Which brings us to a third point, which is that after a certain bend in the demographic curve, most musical artists aren’t picking up new listeners anymore, or at least, younger listeners; they work with what they have. If you’re lucky you become retro, or (in the case of U2, the Stones and probably Coldplay) you were so big at one point you could lose much of your audience over time and still fill stadiums. But most performers work with who they accrued in their heyday. Those kids who were your fans became dads, your music became Dad Rock, and you know what? That’s fine. We can’t all be David Bowie, innovating literally until the day we die, and it’s worth remembering that even David Bowie went Full Dad for a while there (See: Tonight and Never Let Me Down), and otherwise benefited from a catalogue that gave him the wherewithal to do other things later without regard as to whether an audience would follow.

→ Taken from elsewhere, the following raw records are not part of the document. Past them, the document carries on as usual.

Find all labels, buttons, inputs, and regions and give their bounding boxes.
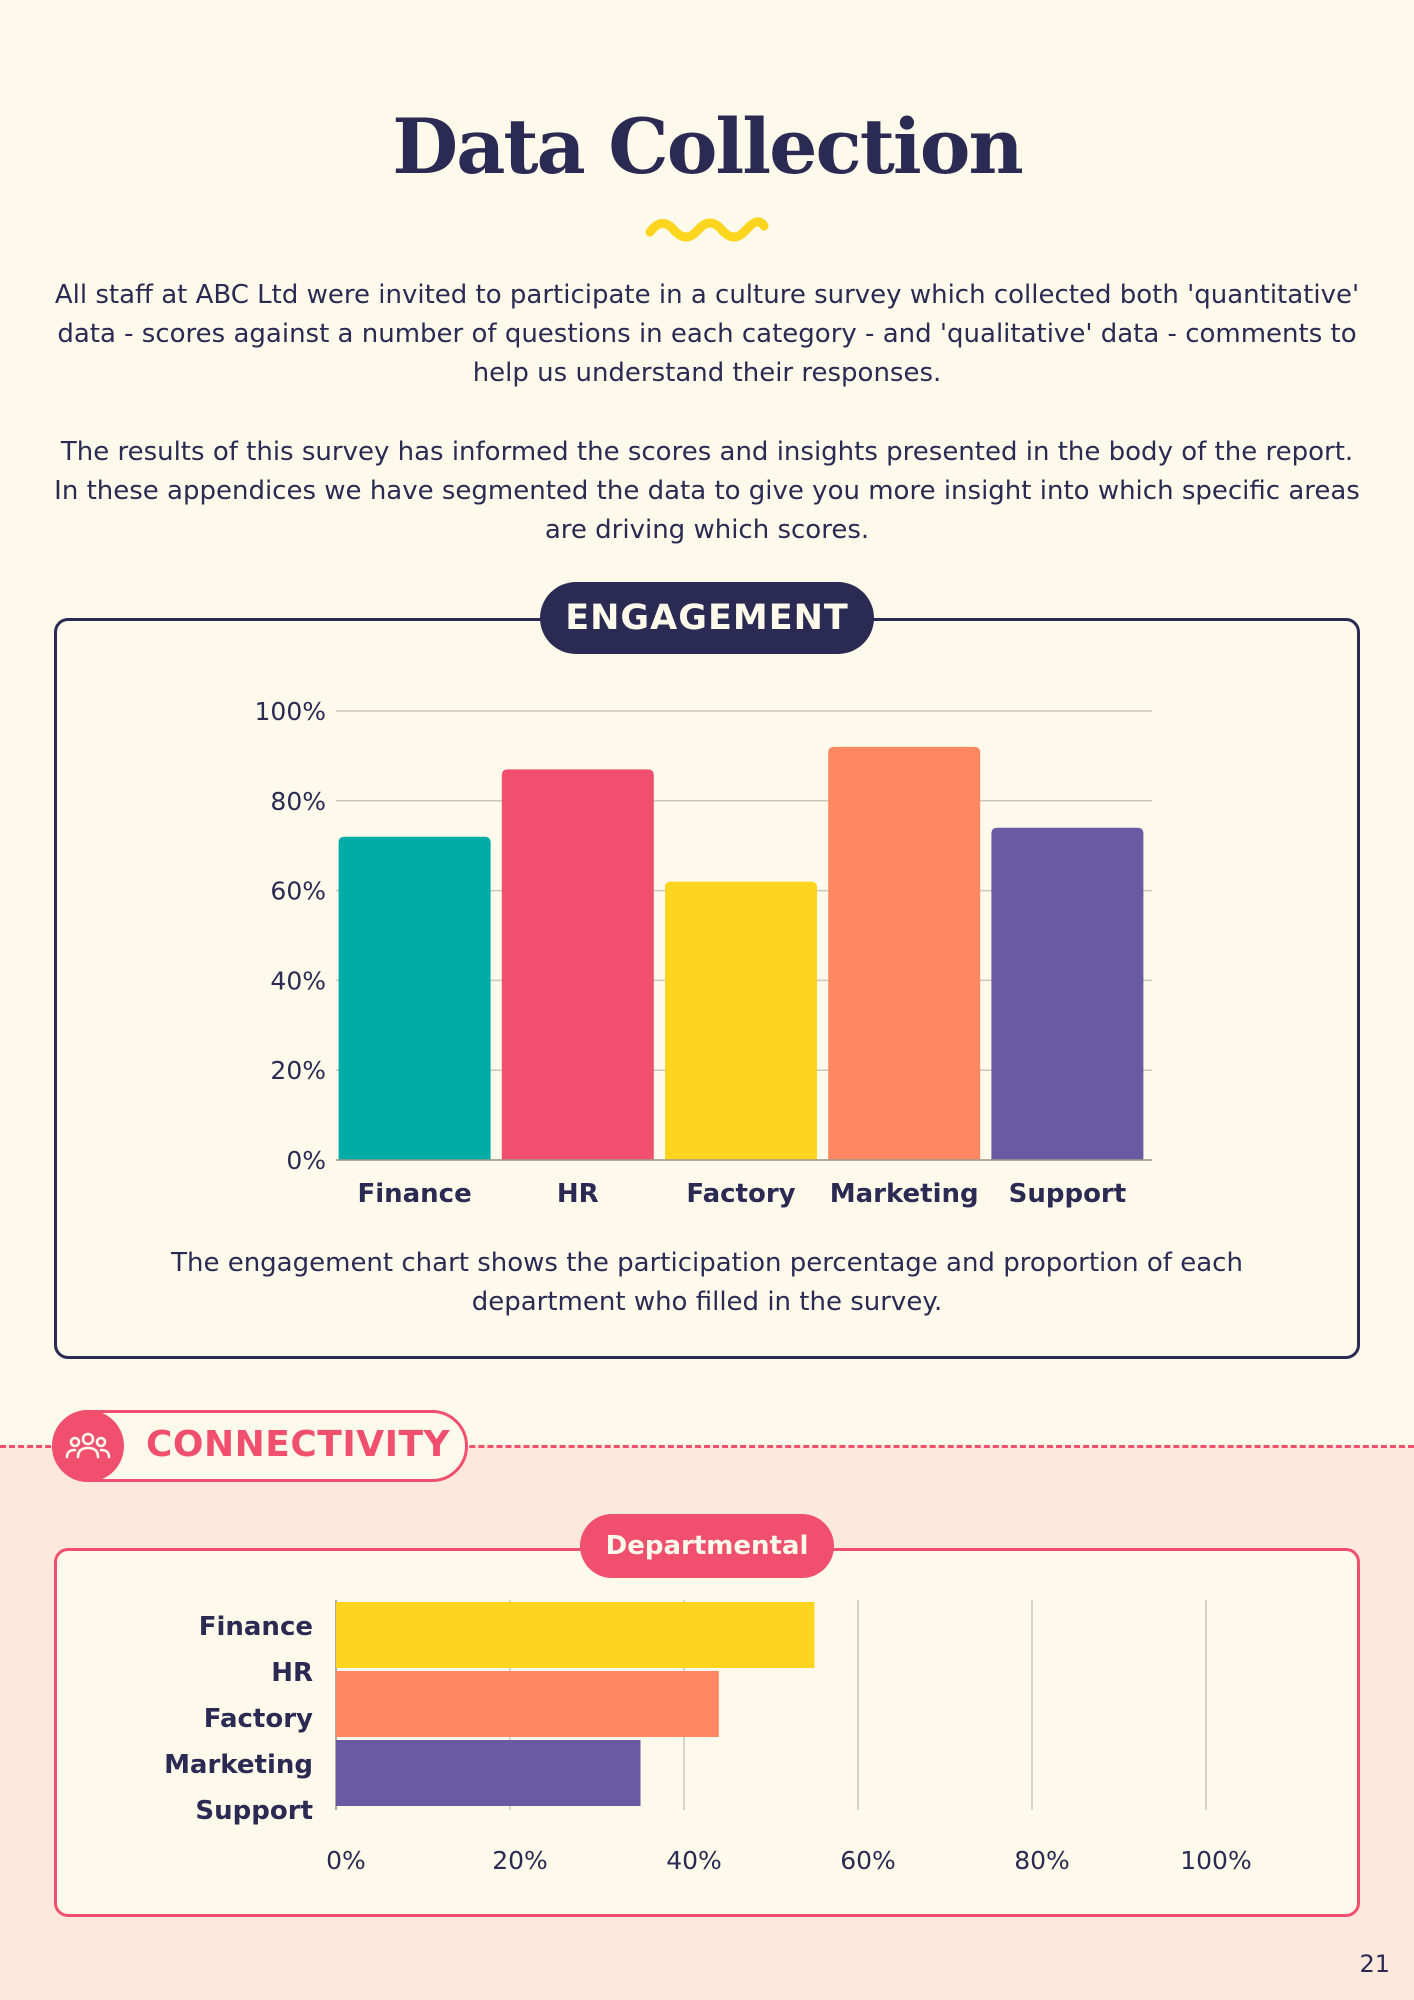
intro-paragraph-2: The results of this survey has informed … (54, 437, 1360, 545)
connectivity-icon-circle (52, 1410, 124, 1482)
connectivity-heading: CONNECTIVITY (146, 1424, 451, 1465)
engagement-caption: The engagement chart shows the participa… (171, 1248, 1243, 1317)
squiggle-decoration (645, 217, 769, 242)
departmental-panel (54, 1548, 1360, 1917)
engagement-heading: ENGAGEMENT (540, 582, 874, 654)
page-title: Data Collection (392, 102, 1023, 191)
page-number: 21 (1359, 1950, 1390, 1978)
intro-paragraph-1: All staff at ABC Ltd were invited to par… (54, 280, 1360, 388)
departmental-heading: Departmental (580, 1514, 834, 1578)
people-group-icon (65, 1432, 111, 1459)
section-divider (0, 1445, 1414, 1448)
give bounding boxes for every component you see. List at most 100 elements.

Finally: Hey, combining constant innovation while maintaining a non-trivial level of popularity is hard. Shit, producing merely adequate creative product while staying popular is hard, which is why so few people actually manage even that, particularly in music, in which what is popular can become obsolete almost literally overnight (See: The extinction event of 80s hair metal bands known as “Smells Like Teen Spirit” in 1991). It might be unfair to demand constant innovation from musicians, especially when coupled with their need to, you know, move units (or, these days, shift streams) in order to eat.
To go back to “Vertigo,” it might be the sound of U2 standing pat, but it’s also the sound of U2 being as U2 as they could possibly be, for an audience who wanted that and was, for the most part, glad to keep getting it. It might be that U2’s greatest moments of creativity, innovation and popularity are behind them and they just keep doing more of the same between now and whenever. But let us also acknowledge that there are worse fates, for both a band and its audience, than becoming Dad Rock.